The free speech that corporations already exercise so vigorously and ubiquitously as consumer marketers and trainers of labor is transforming our public life beyond anything envisioned by the framers, whose "original intent" the conservative justices invoke defensively in the ruling but don't square with the founders' own suspicion of corporations, as Justice John Paul Stevens shows in the Court minority's devastating dissent.
Stevens also quotes Theodore Roosevelt's admonition to Congress in 1905 that
"All contributions by corporations to any political committee or for any political purpose should be forbidden by law; directors should not be permitted to use stockholders' money for such purposes; and, moreover, a prohibition of this kind would be... an effective method of stopping the evils aimed at in corrupt practices acts."
Congress has never gotten that far, but it has tried periodically since 1907, because the stench of money in politics was so great, as Feingold said in September. He warned then that a ruling like this "would prevent us from legislating," from regulating what we ourselves had created.

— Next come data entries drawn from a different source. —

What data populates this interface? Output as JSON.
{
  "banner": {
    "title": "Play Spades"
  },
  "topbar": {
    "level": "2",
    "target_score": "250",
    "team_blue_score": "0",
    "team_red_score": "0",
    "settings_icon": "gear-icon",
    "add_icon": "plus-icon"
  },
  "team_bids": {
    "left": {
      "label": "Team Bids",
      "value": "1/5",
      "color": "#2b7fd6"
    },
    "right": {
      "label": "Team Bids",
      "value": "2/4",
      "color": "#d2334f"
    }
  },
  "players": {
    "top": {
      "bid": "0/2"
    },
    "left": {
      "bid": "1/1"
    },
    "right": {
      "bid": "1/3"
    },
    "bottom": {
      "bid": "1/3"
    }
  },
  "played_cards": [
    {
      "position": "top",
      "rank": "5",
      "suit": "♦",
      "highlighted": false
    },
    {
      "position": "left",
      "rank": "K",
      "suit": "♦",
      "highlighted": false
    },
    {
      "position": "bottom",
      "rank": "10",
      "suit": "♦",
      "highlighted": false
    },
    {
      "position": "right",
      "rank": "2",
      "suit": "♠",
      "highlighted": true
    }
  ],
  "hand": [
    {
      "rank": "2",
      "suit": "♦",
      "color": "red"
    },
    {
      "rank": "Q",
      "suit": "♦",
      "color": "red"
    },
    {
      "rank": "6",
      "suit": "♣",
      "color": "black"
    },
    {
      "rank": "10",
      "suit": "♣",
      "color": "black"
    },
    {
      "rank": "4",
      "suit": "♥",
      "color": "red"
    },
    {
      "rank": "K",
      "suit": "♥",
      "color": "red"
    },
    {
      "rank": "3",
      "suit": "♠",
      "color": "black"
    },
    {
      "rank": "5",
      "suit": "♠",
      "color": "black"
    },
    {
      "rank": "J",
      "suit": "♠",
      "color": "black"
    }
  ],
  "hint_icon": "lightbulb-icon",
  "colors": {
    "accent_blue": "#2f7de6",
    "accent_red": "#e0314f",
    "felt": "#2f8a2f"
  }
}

Now, "Exxon or any other firm could spend [Michael] Bloomberg-level sums in any congressional district in the country against, say, any congressman who supports climate change legislation, or health care," as Michael Waldman of the New York University School of Law's Brennan Center lamented to the New York Times.
Justice is properly blind, but not as blind and small-minded as the men who lifted the hems of their black robes hypocritically above the muck of political and economic life that makes laws like McCain-Feingold so necessary. The September hearing shows them behaving like mere lawyers who, since they already know their client and the side they're representing, ask only rhetorical questions, not open-minded ones.
Judges are supposed to be better than that, but when Kagan gave the conservative Justices answers that challenged their premises and facts, they simply changed the subject.
Citizens United was never about "freedom of speech." It was never about "censorship." Ever since it was taken up by the Roberts Court, it has always been about judicial radicals' determination to give corporations "rights" a free people should never give them.
I wrote three columns about this case in September, one in the Boston Globe and two right here. But that month's current events eclipsed the undercurrent event that has now arisen to swamp us.
We won't have to wait until November, 2010 to know what has hit us. All we have to do is watch our members of Congress change while just thinking about it.